Second, as I said before, cyberspace is the world of "individuals." In the past when children came back from school, they threw away their school bags and went out to play with their friends; sometimes they had to give it up because their friend's mother said no, saying that her son or daughter was doing homework. There were days when each family had only one telephone, so it was parents who first answered the phone and they could know what their children were doing. Now children communicate each other with their cell phones without letting their parents know. In other words, cyberspace is made up of individuals.
The third point is very important. A world known only to children is expanding and adults have no idea what it is going on. The murder case committed by a primary schoolgirl in Sasebo City, Nagasaki Prefecture, was very shocking. It was clear that cyberspace is a matter not only for adults but also for children.
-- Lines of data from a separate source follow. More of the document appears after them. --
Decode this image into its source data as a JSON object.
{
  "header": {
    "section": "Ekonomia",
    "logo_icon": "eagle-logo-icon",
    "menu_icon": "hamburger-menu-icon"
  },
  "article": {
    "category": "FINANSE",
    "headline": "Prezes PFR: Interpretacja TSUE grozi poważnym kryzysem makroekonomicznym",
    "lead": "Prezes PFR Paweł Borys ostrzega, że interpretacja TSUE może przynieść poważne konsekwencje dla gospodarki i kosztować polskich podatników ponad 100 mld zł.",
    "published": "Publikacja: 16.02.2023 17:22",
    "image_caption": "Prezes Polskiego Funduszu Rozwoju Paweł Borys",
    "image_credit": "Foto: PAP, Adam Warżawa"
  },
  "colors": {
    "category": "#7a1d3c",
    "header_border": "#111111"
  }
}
Whenever we hear such news, people often question the influence of various media such as television, magazines and video games. They emphasize the need for media literacy that view these media critically. My point is that it is essential to grapple with the problem of cyberspace in order to understand the true nature of such incidents in the modern society. In other words, the murder case I have just mentioned, more than anything else, has given us an opportunity to think about the need for cyber-literacy. It seems that children are about to drown in cyberspace. Animation or books for children have a label like "for infants" or "for x-year-olds" on the basis of which parents could make a choice. However, many parents do not pay any attention at all when their children have a mobile phone. They even do not know what kind of information is accessible using a cell phone. Parents say that they gave their children a cell phone because their children asked for one or because cell phones make them feel more secure when their children attend cram schools. The parents are letting their children have a mobile phone for their own convenience. However, since there are bad guys in the world of the mobile phone or the Internet, we should be aware that the cell phone can be dangerous and discuss the rules of use or access control. But parents don't care about these matters and this is very dangerous.

This is an issue of cyber-literacy for children, but also an issue for their parents because they have to get involved. I once wrote that a mobile phone is a current version of the pipe in The Pied Piper of Hamelin, and I like to quote the paragraph before I conclude my presentation.

"Children are connected with the outside world but their parents cannot keep an eye on them. Children set up their own world where evil adults, who are strangers, intervene. If such a situation continues, children may drift around in the distance of cyberspace. Sometimes I think that a cell phone is a current version of the pipe in The Pied Piper of Hamelin. "
Thank you very much for your attention.